By Ron Bingham
This show should come with a warning to those of a nervous disposition to not sit in the front row of the very small, hot and intimate theatre, as the cast perform what I can only describe as shouty and confrontational acting.
The play starts with a very entertaining animated song about a house full of mad and evil characters. The projector screen is then used throughout the play with short animated sequences and some helpful scene setting captions. The five cast members played a number of roles in a story which appeared to go something like this: A young man anxiously awaits the return of his father, who has been away at war for twenty years, hoping for some affection. His father is an evil man who has come up with a plot to rid the world of his enemies by making voodoo dolls of them and destroying them. He wishes to see if the same evil blood flows through the veins of his son. His son, a weak and tender man, fails the test and is tempted by his father’s enemies to help them overthrow his father.

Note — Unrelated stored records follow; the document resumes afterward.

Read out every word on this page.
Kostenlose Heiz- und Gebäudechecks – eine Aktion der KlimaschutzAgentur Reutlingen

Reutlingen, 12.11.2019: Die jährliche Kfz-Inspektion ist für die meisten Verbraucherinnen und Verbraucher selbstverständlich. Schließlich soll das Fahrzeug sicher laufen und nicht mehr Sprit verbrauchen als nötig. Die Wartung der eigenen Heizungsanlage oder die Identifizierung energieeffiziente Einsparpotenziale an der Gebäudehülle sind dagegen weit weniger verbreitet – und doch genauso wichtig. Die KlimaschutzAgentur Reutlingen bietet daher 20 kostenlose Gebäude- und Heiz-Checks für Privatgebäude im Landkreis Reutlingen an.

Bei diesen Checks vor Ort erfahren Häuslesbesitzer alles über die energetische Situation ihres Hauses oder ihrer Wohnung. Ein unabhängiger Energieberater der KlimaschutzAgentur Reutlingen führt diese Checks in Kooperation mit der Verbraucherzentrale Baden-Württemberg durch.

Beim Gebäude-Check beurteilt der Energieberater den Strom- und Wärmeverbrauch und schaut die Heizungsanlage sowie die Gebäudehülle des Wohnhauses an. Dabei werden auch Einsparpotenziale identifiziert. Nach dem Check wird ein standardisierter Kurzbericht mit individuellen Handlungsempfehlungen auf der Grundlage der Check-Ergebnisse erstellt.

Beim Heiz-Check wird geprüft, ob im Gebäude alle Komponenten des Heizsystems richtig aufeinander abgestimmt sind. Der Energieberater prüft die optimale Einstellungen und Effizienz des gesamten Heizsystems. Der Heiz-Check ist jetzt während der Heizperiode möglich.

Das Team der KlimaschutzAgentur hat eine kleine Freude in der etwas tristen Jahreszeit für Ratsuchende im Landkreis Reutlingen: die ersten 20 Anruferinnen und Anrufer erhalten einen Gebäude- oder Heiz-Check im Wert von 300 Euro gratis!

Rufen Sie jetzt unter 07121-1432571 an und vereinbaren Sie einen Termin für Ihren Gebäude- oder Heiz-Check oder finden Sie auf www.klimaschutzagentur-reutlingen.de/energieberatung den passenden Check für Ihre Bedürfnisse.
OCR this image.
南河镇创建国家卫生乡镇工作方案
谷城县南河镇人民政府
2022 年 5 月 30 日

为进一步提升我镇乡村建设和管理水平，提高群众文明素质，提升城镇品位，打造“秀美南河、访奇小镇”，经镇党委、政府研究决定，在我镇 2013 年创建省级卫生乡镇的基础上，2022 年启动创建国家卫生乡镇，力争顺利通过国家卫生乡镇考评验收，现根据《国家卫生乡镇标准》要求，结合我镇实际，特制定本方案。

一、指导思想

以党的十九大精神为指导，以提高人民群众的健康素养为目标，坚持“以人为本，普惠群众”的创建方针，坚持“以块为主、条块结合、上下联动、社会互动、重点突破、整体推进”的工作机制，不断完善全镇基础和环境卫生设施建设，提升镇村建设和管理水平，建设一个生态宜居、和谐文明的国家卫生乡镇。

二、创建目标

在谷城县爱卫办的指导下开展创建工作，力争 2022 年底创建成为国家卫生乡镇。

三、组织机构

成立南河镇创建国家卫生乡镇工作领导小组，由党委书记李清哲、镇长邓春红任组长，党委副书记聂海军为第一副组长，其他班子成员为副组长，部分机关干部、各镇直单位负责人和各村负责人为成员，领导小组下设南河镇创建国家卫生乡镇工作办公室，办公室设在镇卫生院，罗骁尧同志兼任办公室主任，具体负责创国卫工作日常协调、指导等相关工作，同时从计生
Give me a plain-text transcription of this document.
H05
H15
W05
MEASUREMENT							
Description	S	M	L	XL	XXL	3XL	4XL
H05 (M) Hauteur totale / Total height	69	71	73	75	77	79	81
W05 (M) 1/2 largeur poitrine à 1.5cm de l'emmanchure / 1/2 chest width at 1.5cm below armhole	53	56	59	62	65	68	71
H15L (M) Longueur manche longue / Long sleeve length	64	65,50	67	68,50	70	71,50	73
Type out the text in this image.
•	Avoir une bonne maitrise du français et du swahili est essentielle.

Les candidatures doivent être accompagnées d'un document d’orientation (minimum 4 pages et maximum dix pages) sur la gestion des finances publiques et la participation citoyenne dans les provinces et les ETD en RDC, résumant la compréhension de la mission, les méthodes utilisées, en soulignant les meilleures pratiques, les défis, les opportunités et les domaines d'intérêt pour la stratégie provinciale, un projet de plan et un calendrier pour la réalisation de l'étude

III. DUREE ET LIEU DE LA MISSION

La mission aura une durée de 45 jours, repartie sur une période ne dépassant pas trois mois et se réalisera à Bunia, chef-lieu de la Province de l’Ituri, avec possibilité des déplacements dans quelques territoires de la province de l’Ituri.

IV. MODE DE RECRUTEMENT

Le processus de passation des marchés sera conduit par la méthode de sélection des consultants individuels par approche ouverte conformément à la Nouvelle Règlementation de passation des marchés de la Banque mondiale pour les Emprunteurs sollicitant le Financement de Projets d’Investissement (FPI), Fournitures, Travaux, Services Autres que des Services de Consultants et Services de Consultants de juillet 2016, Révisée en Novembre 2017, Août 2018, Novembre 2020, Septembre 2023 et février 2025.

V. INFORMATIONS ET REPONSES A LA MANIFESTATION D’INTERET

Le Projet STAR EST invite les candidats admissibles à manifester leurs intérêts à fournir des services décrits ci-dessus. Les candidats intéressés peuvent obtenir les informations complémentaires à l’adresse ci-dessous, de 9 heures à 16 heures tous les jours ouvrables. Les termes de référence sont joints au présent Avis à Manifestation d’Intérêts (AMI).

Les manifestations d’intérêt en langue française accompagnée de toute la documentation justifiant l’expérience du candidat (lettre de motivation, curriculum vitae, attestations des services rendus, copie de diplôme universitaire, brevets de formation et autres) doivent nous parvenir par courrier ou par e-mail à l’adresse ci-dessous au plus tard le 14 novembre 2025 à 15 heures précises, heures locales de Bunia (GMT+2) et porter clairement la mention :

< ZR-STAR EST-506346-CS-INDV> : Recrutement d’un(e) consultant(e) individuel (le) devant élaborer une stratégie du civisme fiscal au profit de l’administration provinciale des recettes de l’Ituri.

Now, that’s what I think the plot is meant to be, but there are also a lot of scenes involving cockney chimney sweeps and a goblin, and I won’t even mention the Mad nurse from Northern Ireland who is obsessed with cream. And then there are the people who come back from the dead as multiples of themselves…? The poison taster class?? I’m not really sure it was meant to make sense to normal rational sane people. but that doesn’t matter. The actors all went to the school of “if we shout it, it will show we are passionate about the parts we are playing and, after all, that’s the only emotion that needs to be conveyed from a stage”, so don’t expect to see any love scenes (apart from the rather passionate love scenes which appear in the show).
It’s a mad, loud and funny hour of sketches which will eventually coalesce into a finale that will leave you bemused but entertained.
In the interest of making a full disclosure, I happen to work with the director of this show, a fact I didn’t know until I was standing in the queue just prior to entry. The people you meet, eh?
House of Nostril is being performed at The Pleasance Courtyard at 3.45pm.